Don't be a liar

There are few hard rules I apply to software development. But this I can stand behind: Don’t be a liar.

There is never a good reason.

If your code is lying to me, I don’t know what else in your code I can trust. As trust in a project’s code slowly degrades, so does developer effectiveness and happiness. You really have no reason to lie with your code. And each lie builds on the next to create a seriously big pile of poo.

When you lie, your intention is unclear

When I see a variable named dogs but I see:

const cat = dogs[0];

I have 2 questions in my mind:

  • Should dogs be named something else?
  • Or, should we just not be storing this other cat object in here?

What are you trying to do?

When writing software, we’ve got a million things in our minds. We’re holding call stacks in our head while we’re staying focused on our goals. We’re considering the specs we’re working on implementing. We’re thinking about whether a module’s responsibilities are sane. We’ve got a lot of things going on.

And here you’re trying to give me an additional thing to keep in my head that’s ambiguous and will require me to probably git blame you and send you a message so I can ask you what you were trying to do here.

Don’t do it. Don’t be a liar.

When your comments lie, it’s time consuming for others to double check their accuracy

// get the bone
const doNextAction = () => {

When you have a comment that isn’t accurately reflecting the code its referring to, you’re essentially hiding bugs with your own words. I’m sure you’ve done this before:

  • Skim through code (probably in some huge mega-function that’s 800 lines long)
  • Look for comments to help you make sense of the mess
  • Move forward with the comment’s knowledge in your mind
  • Run into some weird bug
  • Realize it was because the comment was wrong and so your understanding of the system was incorrect
  • Fuck.

Don’t do it. Don’t be a liar.

Avoid the commenting and just write specs and tests instead. That way, at least your assumptions are being exercised in tests and everyone is reading a test’s description when it’s run rather than in a comment that may not be accurate.

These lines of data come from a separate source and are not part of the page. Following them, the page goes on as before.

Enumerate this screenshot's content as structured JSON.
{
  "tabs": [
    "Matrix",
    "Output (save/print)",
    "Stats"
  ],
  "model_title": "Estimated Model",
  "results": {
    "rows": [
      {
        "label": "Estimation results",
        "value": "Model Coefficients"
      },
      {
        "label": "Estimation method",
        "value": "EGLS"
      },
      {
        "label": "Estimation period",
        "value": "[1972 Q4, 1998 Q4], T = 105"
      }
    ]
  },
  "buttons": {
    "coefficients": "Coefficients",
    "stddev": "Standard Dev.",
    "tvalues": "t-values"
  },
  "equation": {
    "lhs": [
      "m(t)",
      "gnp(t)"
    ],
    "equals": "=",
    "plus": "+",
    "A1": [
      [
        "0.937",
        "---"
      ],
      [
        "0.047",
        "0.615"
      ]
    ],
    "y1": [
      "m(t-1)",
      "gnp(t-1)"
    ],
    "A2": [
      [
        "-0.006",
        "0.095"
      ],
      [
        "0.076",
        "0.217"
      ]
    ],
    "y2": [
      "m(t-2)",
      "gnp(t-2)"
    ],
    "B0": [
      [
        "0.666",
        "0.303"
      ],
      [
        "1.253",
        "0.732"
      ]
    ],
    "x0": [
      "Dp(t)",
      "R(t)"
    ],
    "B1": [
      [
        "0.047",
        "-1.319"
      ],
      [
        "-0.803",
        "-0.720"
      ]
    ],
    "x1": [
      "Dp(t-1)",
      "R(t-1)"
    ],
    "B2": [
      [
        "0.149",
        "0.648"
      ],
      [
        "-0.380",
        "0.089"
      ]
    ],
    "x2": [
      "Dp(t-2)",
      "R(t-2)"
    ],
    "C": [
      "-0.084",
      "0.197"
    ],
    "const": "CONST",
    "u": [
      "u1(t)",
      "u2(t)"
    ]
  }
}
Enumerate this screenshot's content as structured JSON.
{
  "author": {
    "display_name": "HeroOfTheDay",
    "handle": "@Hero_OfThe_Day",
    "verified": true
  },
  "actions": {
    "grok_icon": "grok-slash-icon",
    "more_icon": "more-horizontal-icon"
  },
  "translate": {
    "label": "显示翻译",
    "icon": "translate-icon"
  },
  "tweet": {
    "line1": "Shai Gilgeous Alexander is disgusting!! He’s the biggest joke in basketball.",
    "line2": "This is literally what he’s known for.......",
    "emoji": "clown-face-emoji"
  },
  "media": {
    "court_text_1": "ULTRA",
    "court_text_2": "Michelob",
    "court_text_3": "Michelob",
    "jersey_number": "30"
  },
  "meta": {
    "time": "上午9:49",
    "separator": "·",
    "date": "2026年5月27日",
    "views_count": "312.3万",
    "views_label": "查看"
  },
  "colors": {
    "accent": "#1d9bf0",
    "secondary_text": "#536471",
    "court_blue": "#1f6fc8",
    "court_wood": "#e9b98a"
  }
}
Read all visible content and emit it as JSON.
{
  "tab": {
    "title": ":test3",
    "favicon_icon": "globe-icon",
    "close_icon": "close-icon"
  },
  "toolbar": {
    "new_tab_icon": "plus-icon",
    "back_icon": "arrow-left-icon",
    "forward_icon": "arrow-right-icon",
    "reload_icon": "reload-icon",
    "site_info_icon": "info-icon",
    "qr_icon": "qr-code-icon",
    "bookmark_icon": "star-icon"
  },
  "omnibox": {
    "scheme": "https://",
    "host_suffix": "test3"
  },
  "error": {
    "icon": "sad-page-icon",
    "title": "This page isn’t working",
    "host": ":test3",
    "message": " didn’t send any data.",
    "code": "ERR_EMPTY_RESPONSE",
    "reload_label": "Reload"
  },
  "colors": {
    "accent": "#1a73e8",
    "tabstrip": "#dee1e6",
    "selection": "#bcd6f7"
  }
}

I’ve been lying, how do I fix it?

Unfortunately, you probably already have some lies in your code.

Sometimes, especially in legacy systems, it can’t be helped. These old code bases haven’t been refactored to reflect new learnings or knowledge in the code. For instance, renaming data can involve database migrations that can be expensive and dangerous.

Say we’re doing something silly like calling a phone number a username:

const user = {
  username: 4158675309,
  profileName: 'jenny',

const contactUser = (user) => {
    phoneNumber: user.username, /* 🤔🤢🤮 */
    text: "I've got to make you mine"

You’ve got littered around your code base all these lies where you’re requesting a username but actually getting a phone number. WTF?

OK, fine. It’s a mess. Folks before you are to git blame. But we must move forward with what we have. If you’ve inherited a system with lies, you should not be persisting them.

What do we do?

We isolate the lie.

const getPhoneNumber = (user) => {
  return user.username; // this is a lie, but at least it's only here

const contactUser = (user) => {
  sendSms({ phoneNumber: getPhoneNumber(user), text: ... })

You’ll start seeing getPhoneNumber all around the code rather than the user.username lie. Yes, it’s more code, but it’s code that’s a truer representation of the world with a more accurate expression of how the system works.

Not only have you avoided lying yourself, you’re also giving the team a way out of its pile of lies. Good job at not being a liar.